The court noted that the amendment in the Panaghayat Raj Act is applicable for all religions and it is not anti-minoritarian, and it does not also violate the fundamental rights of religious minorities under Article 25.

On the contention that the law is against those who have twins in the second pregnancy, the court said that this is an exception, the law is made for the generality of people, and not to deal with exceptions. The court ruled that the amendment can’t be struct down just for exceptions.

Replying to the argument that the provision will hurt the women most, as many times husbands force their wives to have more children, the court said that such men will be disqualified according to this rule, as ruled by the Supreme Court in the case of Javed and others.

The court also talked in length about the National Population Policy 2000, and noted that the law is in line with that policy. The judgement says that the legislature can, undoubtedly, prescribe disincentives to curb exponential population growth in the country. It also said that “It is settled law that it is not the job of the court to decide whether a law is good or bad. Policy matters fall within the realm of the legislature and not of the courts.” It added that “the Court cannot sit in judgment over the wisdom of Parliament and the legislatures.”

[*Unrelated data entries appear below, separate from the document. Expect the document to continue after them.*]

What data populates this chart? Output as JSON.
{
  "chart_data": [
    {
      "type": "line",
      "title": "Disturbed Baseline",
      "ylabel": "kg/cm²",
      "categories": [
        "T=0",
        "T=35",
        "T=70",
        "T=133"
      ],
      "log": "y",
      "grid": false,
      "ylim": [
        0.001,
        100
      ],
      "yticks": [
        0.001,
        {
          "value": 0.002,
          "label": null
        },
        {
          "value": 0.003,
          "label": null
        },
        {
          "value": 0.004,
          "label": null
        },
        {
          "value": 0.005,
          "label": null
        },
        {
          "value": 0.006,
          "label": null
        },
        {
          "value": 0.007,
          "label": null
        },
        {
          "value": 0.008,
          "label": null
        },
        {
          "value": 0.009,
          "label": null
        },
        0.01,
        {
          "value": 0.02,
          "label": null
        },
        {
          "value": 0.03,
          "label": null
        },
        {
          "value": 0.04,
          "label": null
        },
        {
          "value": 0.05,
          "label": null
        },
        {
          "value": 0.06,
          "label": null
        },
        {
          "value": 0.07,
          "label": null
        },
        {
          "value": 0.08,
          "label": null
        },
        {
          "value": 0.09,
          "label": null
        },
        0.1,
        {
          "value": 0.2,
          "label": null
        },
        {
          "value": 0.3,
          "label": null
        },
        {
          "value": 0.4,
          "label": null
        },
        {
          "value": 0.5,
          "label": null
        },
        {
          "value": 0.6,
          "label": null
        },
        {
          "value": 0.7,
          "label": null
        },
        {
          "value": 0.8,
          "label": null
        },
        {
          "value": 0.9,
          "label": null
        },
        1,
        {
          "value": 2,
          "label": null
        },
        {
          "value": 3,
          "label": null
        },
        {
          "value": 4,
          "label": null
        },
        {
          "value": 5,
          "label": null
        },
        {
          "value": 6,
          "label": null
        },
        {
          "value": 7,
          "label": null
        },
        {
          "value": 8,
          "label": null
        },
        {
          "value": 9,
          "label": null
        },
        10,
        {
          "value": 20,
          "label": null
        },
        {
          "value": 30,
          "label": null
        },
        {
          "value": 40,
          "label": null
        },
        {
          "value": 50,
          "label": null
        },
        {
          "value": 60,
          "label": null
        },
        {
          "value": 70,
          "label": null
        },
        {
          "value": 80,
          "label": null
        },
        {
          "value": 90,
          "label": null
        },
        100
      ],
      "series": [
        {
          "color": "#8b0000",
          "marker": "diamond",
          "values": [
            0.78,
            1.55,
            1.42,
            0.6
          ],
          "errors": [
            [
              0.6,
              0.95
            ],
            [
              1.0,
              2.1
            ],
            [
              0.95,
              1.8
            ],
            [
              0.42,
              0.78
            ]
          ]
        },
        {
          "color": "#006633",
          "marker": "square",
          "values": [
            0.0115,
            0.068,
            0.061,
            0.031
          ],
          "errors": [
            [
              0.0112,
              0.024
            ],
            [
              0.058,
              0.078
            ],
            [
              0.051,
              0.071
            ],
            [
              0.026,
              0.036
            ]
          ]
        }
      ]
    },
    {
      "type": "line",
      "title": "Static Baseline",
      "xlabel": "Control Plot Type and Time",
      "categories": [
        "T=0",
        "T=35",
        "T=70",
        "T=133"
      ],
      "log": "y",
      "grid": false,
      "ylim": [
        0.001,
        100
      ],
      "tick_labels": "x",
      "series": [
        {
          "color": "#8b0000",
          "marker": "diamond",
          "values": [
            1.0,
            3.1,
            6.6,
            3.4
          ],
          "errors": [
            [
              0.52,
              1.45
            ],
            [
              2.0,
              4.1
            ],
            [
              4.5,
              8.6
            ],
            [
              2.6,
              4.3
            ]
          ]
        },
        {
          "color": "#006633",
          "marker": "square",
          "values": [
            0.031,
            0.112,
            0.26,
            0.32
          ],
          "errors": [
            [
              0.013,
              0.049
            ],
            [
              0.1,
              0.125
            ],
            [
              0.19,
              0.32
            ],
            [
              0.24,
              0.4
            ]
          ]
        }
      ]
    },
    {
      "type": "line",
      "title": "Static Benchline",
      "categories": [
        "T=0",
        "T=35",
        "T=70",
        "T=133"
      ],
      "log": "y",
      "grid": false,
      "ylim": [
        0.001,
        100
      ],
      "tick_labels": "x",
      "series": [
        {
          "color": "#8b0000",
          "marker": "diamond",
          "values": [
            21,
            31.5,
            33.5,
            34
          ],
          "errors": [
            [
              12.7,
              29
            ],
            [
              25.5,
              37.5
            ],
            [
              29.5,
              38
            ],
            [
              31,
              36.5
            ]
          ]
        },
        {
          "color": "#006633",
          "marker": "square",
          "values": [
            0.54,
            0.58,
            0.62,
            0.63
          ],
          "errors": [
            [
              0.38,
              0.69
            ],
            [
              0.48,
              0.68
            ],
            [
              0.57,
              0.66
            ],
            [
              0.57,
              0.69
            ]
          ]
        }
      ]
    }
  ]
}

Although the court rejected the petitions against the provision, it read down the provision of the two-child norm as it didn’t stipulate any cut-off date. While the court said that the provision can’t be said to be anti-constitutional as it does not have a cut-off date, the court ruled that the provision will apply only from the date the amendment came into effect. Now the two-child norm for contesting elections in Panchayat Raj Institutions will apply from 25 July 2019, and people have more than two children prior to this date will not be made disqualified.

Uttarakhand is not the first state to impose a two-child norm for Panchayat Raj elections, several other states have imposed this rule. Many of such laws were challenged in the court, but all those oppositions were rejected by High Courts and the Supreme Court.